Nesse contexto, surge a discussão sobre a natureza dos honorários advocatícios e sua posição na ordem de pagamento dos créditos. O Estatuto da Advocacia (Lei n. 8.906/1994) define tais honorários como “crédito privilegiado”, mas não especifica de forma clara sua classificação como especial ou geral, deixando margem para interpretação.
Diante da omissão legislativa, a Corte Especial do STJ, no julgamento do Tema 637[2] sob a sistemática dos recursos repetitivos, reconheceu que os honorários advocatícios – sejam eles contratuais ou sucumbenciais – possuem natureza alimentar, podendo ser equiparados aos créditos trabalhistas no concurso de credores.
Embora haja distinções técnicas entre o salário – remuneração oriunda da relação de emprego, nos termos dos arts. 2º e 3º da CLT – e os honorários advocatícios – remuneração do serviço prestado por advogado com registro na OAB, decorrente de contrato, arbitramento ou sucumbência –, ambos têm por finalidade a subsistência do profissional e de sua família. Assim, compartilham a mesma essência jurídica: assegurar meios de sobrevivência digna.
Essa identidade de finalidade – garantir o sustento do trabalhador – afasta qualquer justificativa para tratamento desigual. A distinção entre honorários contratuais e sucumbenciais também não se sustenta, especialmente diante do art. 85, § 14, do CPC/2015, que reconhece o caráter alimentar dessas verbas, independentemente de sua origem.
Ademais, a equiparação dos honorários aos créditos trabalhistas reforça o papel essencial do advogado na administração da justiça, conforme dispõe o art. 133 da Constituição Federal. Negar-lhes tratamento compatível com a natureza alimentar da remuneração seria enfraquecer não apenas a profissão, mas a própria garantia de acesso à Justiça, que depende de uma advocacia valorizada e protegida.
A doutrina corrobora esse entendimento. Segundo Fredie Didier Jr., “os honorários advocatícios, quaisquer que sejam, são prestações de natureza alimentar. Têm como destinação o sustento do profissional da advocacia e de sua família. Por isso, merecem o mesmo tratamento jurídico conferido aos créditos trabalhistas.” (DIDIER JR., Fredie. Curso de Direito Processual Civil. Vol. 3. 20. ed. Salvador: JusPodivm, 2023, p. 602).
O autor reforça que essa equiparação não é apenas juridicamente possível, mas eticamente necessária, à luz dos princípios constitucionais da dignidade da pessoa humana e da valorização do trabalho.
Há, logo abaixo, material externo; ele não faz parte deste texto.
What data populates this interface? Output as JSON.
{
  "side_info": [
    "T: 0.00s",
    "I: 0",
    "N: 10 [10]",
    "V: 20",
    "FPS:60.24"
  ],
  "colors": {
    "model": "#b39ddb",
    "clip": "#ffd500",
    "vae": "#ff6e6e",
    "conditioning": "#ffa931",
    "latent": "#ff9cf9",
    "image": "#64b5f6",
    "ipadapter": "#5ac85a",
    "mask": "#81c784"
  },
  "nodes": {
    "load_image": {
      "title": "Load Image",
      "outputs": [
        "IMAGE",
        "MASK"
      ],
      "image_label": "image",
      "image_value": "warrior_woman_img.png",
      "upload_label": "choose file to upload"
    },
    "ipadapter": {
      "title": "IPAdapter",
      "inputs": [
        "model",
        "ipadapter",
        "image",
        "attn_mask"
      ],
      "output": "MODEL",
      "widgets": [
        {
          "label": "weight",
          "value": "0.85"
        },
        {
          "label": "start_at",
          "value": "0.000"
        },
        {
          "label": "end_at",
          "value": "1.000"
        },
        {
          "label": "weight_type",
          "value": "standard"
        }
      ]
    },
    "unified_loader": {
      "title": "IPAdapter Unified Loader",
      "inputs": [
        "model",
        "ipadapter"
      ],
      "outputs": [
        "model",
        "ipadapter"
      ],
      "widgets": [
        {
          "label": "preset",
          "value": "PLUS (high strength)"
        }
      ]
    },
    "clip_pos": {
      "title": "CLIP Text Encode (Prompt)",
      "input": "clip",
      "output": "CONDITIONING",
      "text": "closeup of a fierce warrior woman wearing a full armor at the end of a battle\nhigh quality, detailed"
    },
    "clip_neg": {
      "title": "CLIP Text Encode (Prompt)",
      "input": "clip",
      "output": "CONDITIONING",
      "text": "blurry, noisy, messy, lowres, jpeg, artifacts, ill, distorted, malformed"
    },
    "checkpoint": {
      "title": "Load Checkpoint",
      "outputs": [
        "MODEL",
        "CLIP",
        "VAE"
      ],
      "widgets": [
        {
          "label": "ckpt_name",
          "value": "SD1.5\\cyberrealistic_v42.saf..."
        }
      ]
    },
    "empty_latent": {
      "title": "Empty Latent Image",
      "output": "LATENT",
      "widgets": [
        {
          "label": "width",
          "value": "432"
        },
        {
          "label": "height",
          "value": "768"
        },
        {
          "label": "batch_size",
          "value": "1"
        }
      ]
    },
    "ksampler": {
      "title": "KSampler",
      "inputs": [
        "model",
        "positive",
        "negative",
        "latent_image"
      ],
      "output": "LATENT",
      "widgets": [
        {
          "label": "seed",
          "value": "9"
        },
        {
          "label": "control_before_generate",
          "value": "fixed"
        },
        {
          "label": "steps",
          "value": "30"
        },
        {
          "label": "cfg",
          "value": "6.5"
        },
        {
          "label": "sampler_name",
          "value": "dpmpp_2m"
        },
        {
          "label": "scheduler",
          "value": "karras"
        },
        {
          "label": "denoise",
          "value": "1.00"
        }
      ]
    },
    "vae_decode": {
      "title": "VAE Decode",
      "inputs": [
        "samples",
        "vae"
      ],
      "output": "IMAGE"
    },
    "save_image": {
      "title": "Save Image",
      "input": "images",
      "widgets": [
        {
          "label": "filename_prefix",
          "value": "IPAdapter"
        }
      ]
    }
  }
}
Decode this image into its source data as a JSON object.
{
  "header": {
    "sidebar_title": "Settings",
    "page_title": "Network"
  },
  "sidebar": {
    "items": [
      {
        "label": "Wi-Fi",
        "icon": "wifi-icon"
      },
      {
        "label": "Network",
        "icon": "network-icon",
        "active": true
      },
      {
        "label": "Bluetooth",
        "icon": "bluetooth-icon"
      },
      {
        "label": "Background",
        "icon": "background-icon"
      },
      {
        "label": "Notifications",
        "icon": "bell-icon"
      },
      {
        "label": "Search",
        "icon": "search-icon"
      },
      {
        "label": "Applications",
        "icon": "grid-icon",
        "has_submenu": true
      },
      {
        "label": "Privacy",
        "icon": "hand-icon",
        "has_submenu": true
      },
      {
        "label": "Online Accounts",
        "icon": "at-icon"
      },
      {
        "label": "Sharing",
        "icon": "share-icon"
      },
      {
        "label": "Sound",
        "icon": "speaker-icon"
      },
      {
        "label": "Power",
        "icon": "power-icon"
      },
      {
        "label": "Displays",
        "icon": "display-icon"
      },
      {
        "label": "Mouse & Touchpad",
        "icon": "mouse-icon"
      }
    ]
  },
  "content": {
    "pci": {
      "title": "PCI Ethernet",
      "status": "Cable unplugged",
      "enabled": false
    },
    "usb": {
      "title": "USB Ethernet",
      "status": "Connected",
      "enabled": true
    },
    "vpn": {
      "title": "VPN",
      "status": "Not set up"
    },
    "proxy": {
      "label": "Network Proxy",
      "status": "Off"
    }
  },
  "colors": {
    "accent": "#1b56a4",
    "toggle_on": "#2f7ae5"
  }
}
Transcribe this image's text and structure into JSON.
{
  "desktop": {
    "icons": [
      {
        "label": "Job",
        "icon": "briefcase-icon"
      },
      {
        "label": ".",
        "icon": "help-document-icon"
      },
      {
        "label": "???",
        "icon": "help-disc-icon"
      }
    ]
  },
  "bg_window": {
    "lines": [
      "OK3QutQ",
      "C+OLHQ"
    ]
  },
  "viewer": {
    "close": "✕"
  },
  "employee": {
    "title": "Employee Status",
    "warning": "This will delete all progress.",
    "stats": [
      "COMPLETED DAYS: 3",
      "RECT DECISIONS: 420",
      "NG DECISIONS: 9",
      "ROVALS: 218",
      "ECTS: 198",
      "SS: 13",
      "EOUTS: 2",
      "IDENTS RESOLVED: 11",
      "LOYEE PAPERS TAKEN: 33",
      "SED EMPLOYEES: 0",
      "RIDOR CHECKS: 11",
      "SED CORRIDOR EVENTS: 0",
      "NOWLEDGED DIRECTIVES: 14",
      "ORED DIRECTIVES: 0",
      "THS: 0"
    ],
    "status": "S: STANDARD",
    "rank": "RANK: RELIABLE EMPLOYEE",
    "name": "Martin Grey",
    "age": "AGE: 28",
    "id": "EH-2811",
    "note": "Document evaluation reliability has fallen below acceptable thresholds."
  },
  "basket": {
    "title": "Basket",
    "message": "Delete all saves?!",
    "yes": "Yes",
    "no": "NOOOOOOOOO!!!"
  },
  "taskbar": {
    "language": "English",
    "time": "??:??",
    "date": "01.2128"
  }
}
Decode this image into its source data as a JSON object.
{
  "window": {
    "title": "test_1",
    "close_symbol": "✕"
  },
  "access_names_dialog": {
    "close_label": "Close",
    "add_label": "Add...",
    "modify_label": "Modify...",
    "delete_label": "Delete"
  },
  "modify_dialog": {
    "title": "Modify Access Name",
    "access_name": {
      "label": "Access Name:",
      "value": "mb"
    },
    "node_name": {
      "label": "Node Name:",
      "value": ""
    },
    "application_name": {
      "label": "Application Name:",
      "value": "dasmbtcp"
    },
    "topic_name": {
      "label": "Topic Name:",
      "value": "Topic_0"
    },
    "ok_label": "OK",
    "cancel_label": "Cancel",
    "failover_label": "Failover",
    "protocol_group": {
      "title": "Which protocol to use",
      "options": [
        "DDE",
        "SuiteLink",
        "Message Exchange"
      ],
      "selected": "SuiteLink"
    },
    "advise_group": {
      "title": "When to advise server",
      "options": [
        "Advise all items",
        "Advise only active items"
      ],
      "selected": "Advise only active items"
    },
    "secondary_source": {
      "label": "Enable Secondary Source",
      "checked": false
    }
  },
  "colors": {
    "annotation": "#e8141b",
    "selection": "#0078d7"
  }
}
Conclui-se, assim, que na recuperação judicial os créditos resultantes de honorários advocatícios têm natureza alimentar e equiparam-se aos trabalhistas para efeito de habilitação em processo de recuperação judicial, tendo direito à preferência no pagamento, seja o credor pessoa física ou sociedade de advogados.
A equiparação não apenas garante maior segurança jurídica e isonomia no tratamento dos credores, como também assegura a efetividade da função social da advocacia, conferindo a devida proteção a um direito que, por sua natureza, serve à dignidade e à sobrevivência do profissional.
[1] Advogada do escritório F.Sarmento Advogados Associados. Bacharel em Direito pela UNISINOS. Pós Graduada em Direito Tributário pelo IDP. Ex Assessora de Ministro e ex Chefe de Gabinete de Ministro do STJ.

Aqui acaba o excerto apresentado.